Pensions, it’s down to us

Jane Carolan
Jane Carolan is one of Scotland's members on the union's National Executive and has the key role of chairing the UNISON's UK Policy Committee

As the politicians and the press gang up on the attack, who will defend our public service pensions? We will! says UNISON Scotland NEC member JANE CAROLAN.

Over the past few years, there has been nothing that has agitated UNISON members more that the fight to protect their pensions, a fight that has seen members prepared to take to the streets in strike action.

Just as negotiations on the Scottish Local Government pensions draw to a close, and after NHS colleagues have settled on their scheme, the threat to a decent standard of living in old age is again under threat.

It started when “the pensions crisis” in the public sector was at it’s height in 2006 and it has never let up since then, but since the start of the current financial crisis in September of this year, the media critics of public sector pensions have been having a field day, demanding that “the pensions apartheid “ is ended.

Headlines on a daily basis refer to “Pensions Haves and Have-Nots” or are issuing “Warnings over Public Sector Pensions”. We in the trade union movement have never known the Daily Express or Daily Mail to be our friends but the vitriol heaped on on public sector workers has rarely reached such heights and is repeated on a regular daily basis.

Millions of readers are drip fed continually that our pensions are “cushy” , “gold plated” and “A luxury that the country can’t afford”.

Have they ever quoted the figure that the average local government pensioner receives? Just for the record, that’s £3800 per year or £74 per week. What is usually quoted is the figure for a high flying, highly paid civil servant, and while we would all like that level of pension, for our members such a pension is a dream.

Unfortunately, the media loves a stereotype and the gold plated pensioner is now accepted. This isn’t restricted to the tabloid press. Recently the Independent has railed about the fact that there is “no class divide any more, just the difference between the fat cat, featherbedded public sector pensioners and the rest”.

Politicians take up cause

Where the media in this country lead, there are always politicians willing to follow. First out of the stalls was Eric Pickles, the current Tory Shadow Secretary of State for communities and Local Government. Eric has fallen for the hype and believes the myths and is quite clear that the time has come for “reform” in his words, destruction of public sector pensions to the rest of us.

Tory intentions were made clear by the intervention of their leader, David Cameron. Cameron has been very, very clear about his plans for the future. Cameron wants an end to pensions “apartheid”.

Even his choice of language here is offensive. But his intentions could not be clearer. Cameron goes for the jugular vowing to end the final salary schemes that we currently have, replacing them with stock market linked plans.
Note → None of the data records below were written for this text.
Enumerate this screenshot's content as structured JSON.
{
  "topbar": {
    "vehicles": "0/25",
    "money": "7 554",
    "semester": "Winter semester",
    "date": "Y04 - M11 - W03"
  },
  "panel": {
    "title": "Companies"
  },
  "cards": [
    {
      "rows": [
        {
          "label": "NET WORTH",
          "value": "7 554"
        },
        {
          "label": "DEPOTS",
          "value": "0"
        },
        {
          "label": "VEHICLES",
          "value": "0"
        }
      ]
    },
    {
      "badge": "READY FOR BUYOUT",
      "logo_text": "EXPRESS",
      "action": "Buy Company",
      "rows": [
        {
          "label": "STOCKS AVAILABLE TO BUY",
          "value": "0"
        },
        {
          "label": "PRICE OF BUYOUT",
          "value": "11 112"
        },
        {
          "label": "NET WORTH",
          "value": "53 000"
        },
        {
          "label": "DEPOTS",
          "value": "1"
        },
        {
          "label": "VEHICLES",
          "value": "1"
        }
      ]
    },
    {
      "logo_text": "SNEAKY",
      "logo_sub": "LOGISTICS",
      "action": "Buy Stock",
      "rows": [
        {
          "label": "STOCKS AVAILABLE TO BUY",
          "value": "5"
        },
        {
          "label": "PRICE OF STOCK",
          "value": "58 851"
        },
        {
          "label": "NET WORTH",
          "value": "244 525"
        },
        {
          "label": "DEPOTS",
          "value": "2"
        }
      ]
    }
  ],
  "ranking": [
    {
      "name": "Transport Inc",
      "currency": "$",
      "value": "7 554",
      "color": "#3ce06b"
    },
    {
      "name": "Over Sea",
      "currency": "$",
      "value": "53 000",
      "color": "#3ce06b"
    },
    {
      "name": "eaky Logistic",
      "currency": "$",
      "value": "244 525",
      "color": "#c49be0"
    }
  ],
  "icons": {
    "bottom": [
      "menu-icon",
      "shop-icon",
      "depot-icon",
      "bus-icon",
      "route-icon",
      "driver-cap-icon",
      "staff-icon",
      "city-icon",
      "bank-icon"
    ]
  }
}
The results of the plan will be simple - pension poverty for millions of public sector workers.

He’s been backed by the Liberal Democrats, who also see our pensions as “unsustainable and unaffordable”

Who will defend us?

As UNISON General Secretary Dave Prentis has pointed out, if any political party wants to improve pensions they should start by urging the private sector in this country to face up to their responsibilities by setting up decent pensions schemes.

Any solution should be based on levelling up, not by cutting the public sector pensions that we are all going to rely on. Highly profitable private sector companies are pulling out of the provision of pension schemes but their actions don’t make the headlines in the same way.

We have been prepared to take strike action on our pensions in the past. We need to scrutinise the plans of those who would seek to govern us, and be aware of they in which their programmes are likely to affect us.

At the end of the day, defending our pensions will come down to us.